Kentin kaldırımını yorgan yaptı kendine. Pis ve puslu havasını perde olarak kullanıyordu şehrin. Kente vücudu, şehre ise gizliliği emanetti. Onlar da zaten emaneten bakıyorlardı, çünkü ikisi de istemezdi kendi “etik değerleri”nin kendileri tarafından yıkılıp başkaları tarafından ayıplanmasına. Ha, kendileri yıkıp kendileri ayıplarlarsa dipteki buzdu bu soğukluk.


İnsanların soğukluğu, havanın soğukluğu, kaldırımın soğukluğu ve en çok da vücudunun soğukluğu onu uyutuyordu ama uyuyamazdı; kendi açtı, kardeşi açtı, annesi açtı ya da belki bir daha uyanmayıp babası gibi terk edecekti parayı-pulu, açlığı-tokluğu, iradeyi-içgüdüyü, dünyayı-ahireti, korkaklığa-cesurluğu ve yükselecekti kulluktan tanrılığa... Son kez denedi silik varlığını var etmeyi. Ama olmadı, başaramadı.

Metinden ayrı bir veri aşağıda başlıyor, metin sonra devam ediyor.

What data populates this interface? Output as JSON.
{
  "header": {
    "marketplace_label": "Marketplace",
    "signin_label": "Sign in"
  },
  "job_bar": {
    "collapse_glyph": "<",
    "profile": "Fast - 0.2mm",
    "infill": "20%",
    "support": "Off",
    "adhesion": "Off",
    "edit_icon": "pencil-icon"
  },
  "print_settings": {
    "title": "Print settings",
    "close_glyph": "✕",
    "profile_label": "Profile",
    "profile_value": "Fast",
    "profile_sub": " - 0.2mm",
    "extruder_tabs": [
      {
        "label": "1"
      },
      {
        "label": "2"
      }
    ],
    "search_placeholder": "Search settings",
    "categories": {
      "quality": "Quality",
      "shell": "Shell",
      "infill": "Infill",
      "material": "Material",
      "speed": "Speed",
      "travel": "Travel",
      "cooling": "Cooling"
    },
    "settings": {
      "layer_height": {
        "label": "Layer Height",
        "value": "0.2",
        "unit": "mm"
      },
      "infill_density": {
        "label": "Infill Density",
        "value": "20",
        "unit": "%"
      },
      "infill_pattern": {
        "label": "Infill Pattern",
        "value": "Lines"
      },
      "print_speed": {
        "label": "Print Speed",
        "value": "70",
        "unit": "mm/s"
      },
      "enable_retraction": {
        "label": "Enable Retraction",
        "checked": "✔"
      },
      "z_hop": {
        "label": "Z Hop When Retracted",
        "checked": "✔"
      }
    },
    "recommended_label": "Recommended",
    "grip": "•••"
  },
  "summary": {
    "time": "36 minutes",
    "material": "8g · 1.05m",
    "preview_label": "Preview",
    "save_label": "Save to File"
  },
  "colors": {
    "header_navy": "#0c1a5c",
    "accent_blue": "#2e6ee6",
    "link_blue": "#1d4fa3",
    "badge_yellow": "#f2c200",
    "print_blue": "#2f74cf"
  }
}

Gözleri ezberlediği gri manzaranın ötesine geçti. Belki de fâni gözün de ötesine. Yaşadığı tekdüze gri renk skalası aksine bembeyazdı duvarlar, aydınlıktı kocaman odalar. Neden bu kadar büyüktü duvarlar, kaç insan üst üste binip gelirdi ki bu hal makyajlı odalara? Duvardaki tuvallerin büyüklüğü daha ilginçti. Nasıl yaptı ressamlar onları? Bir değil iki değil onlarca vardı o büyüklerden. Çok gerçekti resimler-fotoğraflar. Elini kaldırsa erişebilir miydi acaba? Elini kaldırdı ümitle. Parayla dönen düzen misali parmaklarının üstüne çiktı, dizi kırık. Uzattı parmaklarını var olma mücadelesi ermişçesine, tuvalin en üstüne.


Birden kulakları sağır eden bir ses duyuldu. “Sanatın anlaşılabilirliğini" savunan ve aynı düşünceyi şiddetle savunanların, “üst insan”ının masaya çarpan ince kadehinin koyulmasıydı bu ses.


Beyni dağıldı, tuvallere sıçradı “üst insan”ın şarabı. Yere yığıldı büsbütün yaradılamadı bu sefer, tekrar dönen “varlık gerçek ligi’ndeki yokluğa. Önüne yattığı dükkånn sahibinin sövüşleri eşliğinde uyandı. Kendi tasarladığı ölümü izlemek-yaşamak epey terletmişti onu. Onu terleten şey ölüm mü yoksa yok oluş düşüncesi miydi?